The Global Historical Climatology Network provides historical weather data collected from all over the globe. Here, we will use a subset of the daily resolution data set containing data from eight weather stations in Scotland, covering the time period from 1 January 1960 to 31 December 2018 (see ghcnd_stations.Rdata and ghcnd_values.Rdata). Some of the measurements are missing, either due to instrument problems or data collection issues.

The ghcnd_stations data frame. has 5 variables:

• ID: The identifier code for each station

• Name: The humanly readable station name

• Latitude: The latitude of the station location, in degrees

• Longitude: The longitude of the station location, in degrees

• Elevation: The station elevation, in metres above sea level

The ghcnd_values data frame. has 7 variables:

• ID: The station identifier code for each observation

• Year: The year the value was measured

• Month: The month the value was measured

• Day: The day of the month the value was measured

• DecYear: “Decimal year”, the measurement date converted to a fractional value, where whole numbers correspond to 1 January, and fractional values correspond to later dates within the year. This is useful for both plotting and modelling.
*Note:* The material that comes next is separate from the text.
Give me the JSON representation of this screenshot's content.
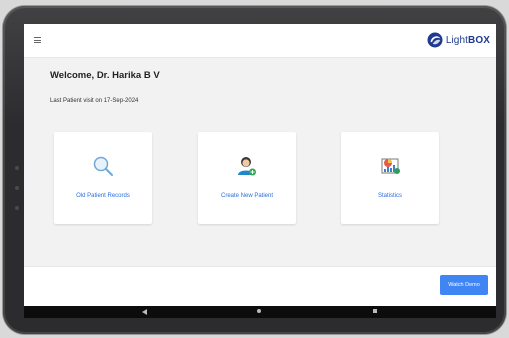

• Element: One of “TMIN” (minimum temperature), “TMAX” (maximum temperature), or “PRCP” (precipitation), indicating what each value in the Value variable represents

• Value: Daily measured temperature (in degrees Celsius) or precipitation (in mm)

The aim is to estimate a basic weather/climate model for Scotland using all but one weather station, and assess the resulting spatial and temporal predictions on the remaining station. Start by filtering the data so you only have data of type Element == "TMAX". Then use pivot_wider() to create columns with data from each station, with the station ID as column name. If there are any missing values, use drop_na() to remove the corresponding rows of the data frame. To allow separate model estimation and prediction, split the data into two separate data frames; one with data from odd years, and one with data from even years.

Model estimation

Plot temperature maxima and analyze the behavior, e.g., seasonal effect across the years for each stations. Use only half of the daily weather data for the model estimation (the other half should be used for prediction). Build a spatial weather prediction/interpolation model that predicts the weather at Breamar (ID == "UKE00105874"), using the data from the other 7 weather stations using the function lm(). Define and discuss the model. Present and discuss the results of the estimation, including interpretation of the parameter estimates and the effect of additional covariates.

Model assessment

Use predict() to predict the daily weather at Braemar, using the half of the data that was not used for model estimation. Add the prediction and score information as new columns of the data object, so that you can use group_by(), mutate(), filter(), summarise() and ggplot2 method to help with the calculations and presentation of results.

Compute the Absolute Error and Dawid-Sebastiani scores for the predictions, and analyse how the average score behaves for each of the 12 months of the year (January, February, March, etc). Present and discuss the results of the prediction and the scores. Discuss aspects of the model that could be improved.